CL: 4, 3, 2, 2, 2, 2, 2 @ 135, 145, 155, 165, 175, 185 lbs.

Abs (3 min.) - V-sits, Lateral crunches, hip crunches, bird dog

+ + + 

"How you feel is a lie."

I experienced this maxim today.

Today was the end of the third school quarter, so my stress levels were mildly higher than normal (I hate entering and verifying grades). Plus, it's tax season. I got home and felt pretty winded. Thought about taking a nap, but my wife's enthusiasm about some kb and core exercises I showed her, plus a little coffee, plus, really, the unblinking awareness that "I'm going to the gym," all gave me a second wind.

Or did it?

Even as I arrived at the gym, I felt a bit run down.

Meh.

"Gotta get it done."

Despite some aches and pains and the usual inertia, I ended up PR'ing on my FSQ, and felt satisfied for the first time that I'm doing the CL with basically correct form.

In other words, how I felt was a lie.





I'll be taking the weekend fairly easy; it's supposed to rain all weekend, so I might even get some reading done. Honestly, though, I feel a kb session in me, for Saturday, just to blow off some steam and grease the groove. "Healthy addiction," anyone?

Despite all this, I admit I felt a bit lost last night, pondering if I'm really grasping and following Perryman's ideas. I kept (and keep) wondering how to program AYCE better. I really like my... how should I say? Progress? No, it's more like putting on a nicely "broken in" pairs of shoes. I feel comfortable keeping up these daily sessions, don't feel dangerously run down, not at all--in fact, I feel very springy and vibrant. Yet, I still feel like I'm doing it wrong. My instincts have always been to do circuits of 3-4 sets of 8-12 reps, but I know that if I don't keep a tight rein on my accessory exercises after DLing and (F)Sqing, I'll run myself into the ground. At the very least, as Perryman does warn, I need some time to get accustomed to such an increase in frequency; I need time to get, to recall my favorite expression in Perryman's book, "fatigue-hardened".

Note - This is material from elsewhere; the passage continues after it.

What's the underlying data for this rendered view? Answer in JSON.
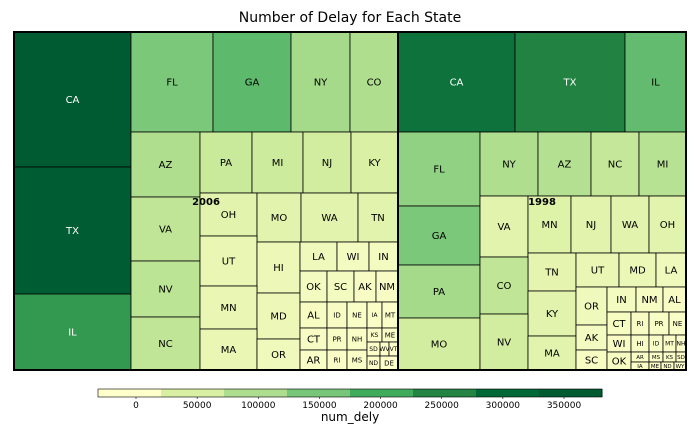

So, as I was trying to get the big picture of my goals, and not simply turn "Squat Every Day" into a random fetish (which Perryman would completely reject, of course), I tried seeing my year cut up into three phases:

power (low volume, high frequency - "AYCE" from, say, January to April);

bodybuilding (high volume, lower frequency - "Even Keel" from April to August);


and calisthenic/bodyweight/boxing/kettlebell conditioning (high intensity, high frequency - "Met-Con" from August to December)

Obviously, I'm off-track with this idea, as I have been doing bulking, Even Keel, and now AYCE, since January--and summer is looming. "They say that" summer is the time to cut and winter is the time to bulk, so.... Either way, for now, my primary goal is to hit a FSQ of 285 x 4, at which point I'll bring back back SQ (heheh).

Last night I also realized that the DL is too important a lift to marginalize. Be bold! Don't hide behind "overtraining" in order to gild your cravings for the cool shade of mediocrity. Thus, as I continue to explore AYCE, here's the forecast: squatty with a burst of deadlift.

Monday: DL, DBP, abs
Tuesday: HSQ, Guillotine
Wednesday: FSQ, PU, abs
Thursday: FSQ, Dips/MP
Friday: FSQ, CL, abs
weekend: rest, foam roll, stretch, kb, etc.

When I step back and look at my progress over the past 4 years, I realize I'm more interested in strength and power than in "getting ripped" or "looking huge." My goals are more like a powerlifter's than a bodybuilder's, so I need to filter the noise through those standards:

SQ of 405 lbs
DL of 485 lbs
BP of 315 lbs

Wish me luck! Meanwhile, I love being the antithesis of a weekend warrior!